El cinturón, de los que regalan en el McDonalds, a la última, abrochado en un costado en vez de por delante. El de cuero de hebilla gorda ya tan sólo lo saca del cajón cuando la parienta se pone respondona. Además le luce mucho más desde que se operó para quitarse la última costilla, y así alardear de cinturita de avispa. O sino ¿cómo le iban a llegar tan arriba los pantalones? Y si los llevara más caídos asomaría el elástico de los Calvin Klein. Pero no marca paquete, qué vulgaridad, eso ya está pasadísimo. Él, en cambio, se hizo la vasectomía en el año 2000 siguiendo los consejos de su terapeuta balinesa, para empezar el milenio libre de cargas inútiles.

Si le vieron en televisión notarían que calza unas "hawaianas", luce una cruz en pecho como la de Beckham en la espalda y sólo consiguieron arrebatarle el arma porque acababa de ponerse la exfoliante y aún tenía la crema fresca en las manos ¡Lo que hubiéramos dado algunos por estar allí, oliendo su aftershave de Kenzo!
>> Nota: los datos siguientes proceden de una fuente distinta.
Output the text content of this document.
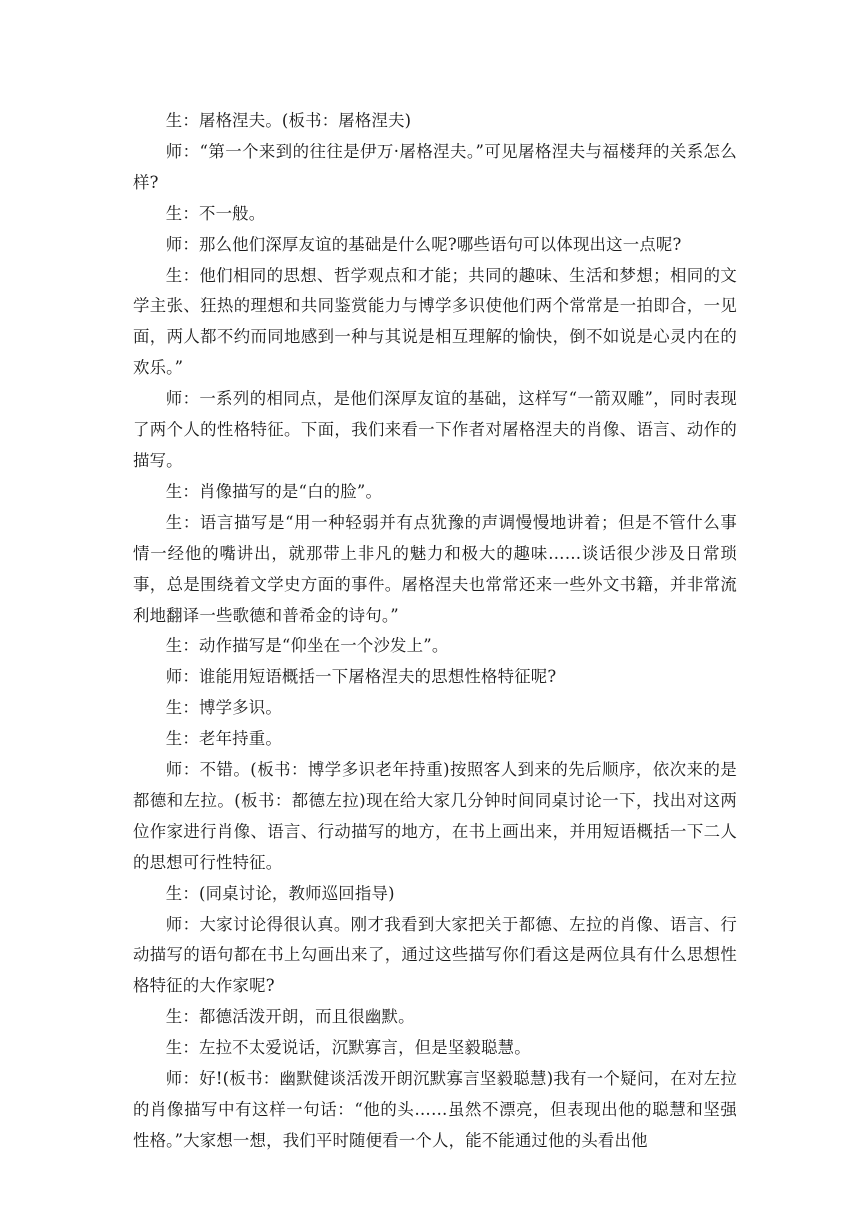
生：屠格涅夫。(板书：屠格涅夫)

师：“第一个来到的往往是伊万·屠格涅夫。”可见屠格涅夫与福楼拜的关系怎么样?

生：不一般。

师：那么他们深厚友谊的基础是什么呢?哪些语句可以体现出这一点呢?

生：他们相同的思想、哲学观点和才能；共同的趣味、生活和梦想；相同的文学主张、狂热的理想和共同鉴赏能力与博学多识使他们两个常常是一拍即合，一见面，两人都不约而同地感到一种与其说是相互理解的愉快，倒不如说是心灵内在的欢乐。”

师：一系列的相同点，是他们深厚友谊的基础，这样写“一箭双雕”，同时表现了两个人的性格特征。下面，我们来看一下作者对屠格涅夫的肖像、语言、动作的描写。

生：肖像描写的是“白的脸”。

生：语言描写是“用一种轻弱并有点犹豫的声调慢慢地讲着；但是不管什么事情一经他的嘴讲出，就那带上非凡的魅力和极大的趣味……谈话很少涉及日常琐事，总是围绕着文学史方面的事件。屠格涅夫也常常还来一些外文书籍，并非常流利地翻译一些歌德和普希金的诗句。”

生：动作描写是“仰坐在一个沙发上”。

师：谁能用短语概括一下屠格涅夫的思想性格特征呢?

生：博学多识。

生：老年持重。

师：不错。(板书：博学多识老年持重)按照客人到来的先后顺序，依次来的是都德和左拉。(板书：都德左拉)现在给大家几分钟时间同桌讨论一下，找出对这两位作家进行肖像、语言、行动描写的地方，在书上画出来，并用短语概括一下二人的思想可行性特征。

生：(同桌讨论，教师巡回指导)

师：大家讨论得很认真。刚才我看到大家把关于都德、左拉的肖像、语言、行动描写的语句都在书上勾画出来了，通过这些描写你们看这是两位具有什么思想性格特征的大作家呢?

生：都德活泼开朗，而且很幽默。

生：左拉不太爱说话，沉默寡言，但是坚毅聪慧。

师：好!(板书：幽默健谈活泼开朗沉默寡言坚毅聪慧)我有一个疑问，在对左拉的肖像描写中有这样一句话：“他的头……虽然不漂亮，但表现出他的聪慧和坚强性格。”大家想一想，我们平时随便看一个人，能不能通过他的头看出他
Como siempre, la gente y los medios prefirieron coger el rábano por las hojas y dedicarse a los juicios paralelos antes de informarse con exactitud. Realmente nos hace falta una visita del Papa Benedetto ("vamos a jugar al teto"), para que combata el relativismo en este país, que tanto deforma en nuestras torcidas mentes la realidad que perciben nuestros ojos.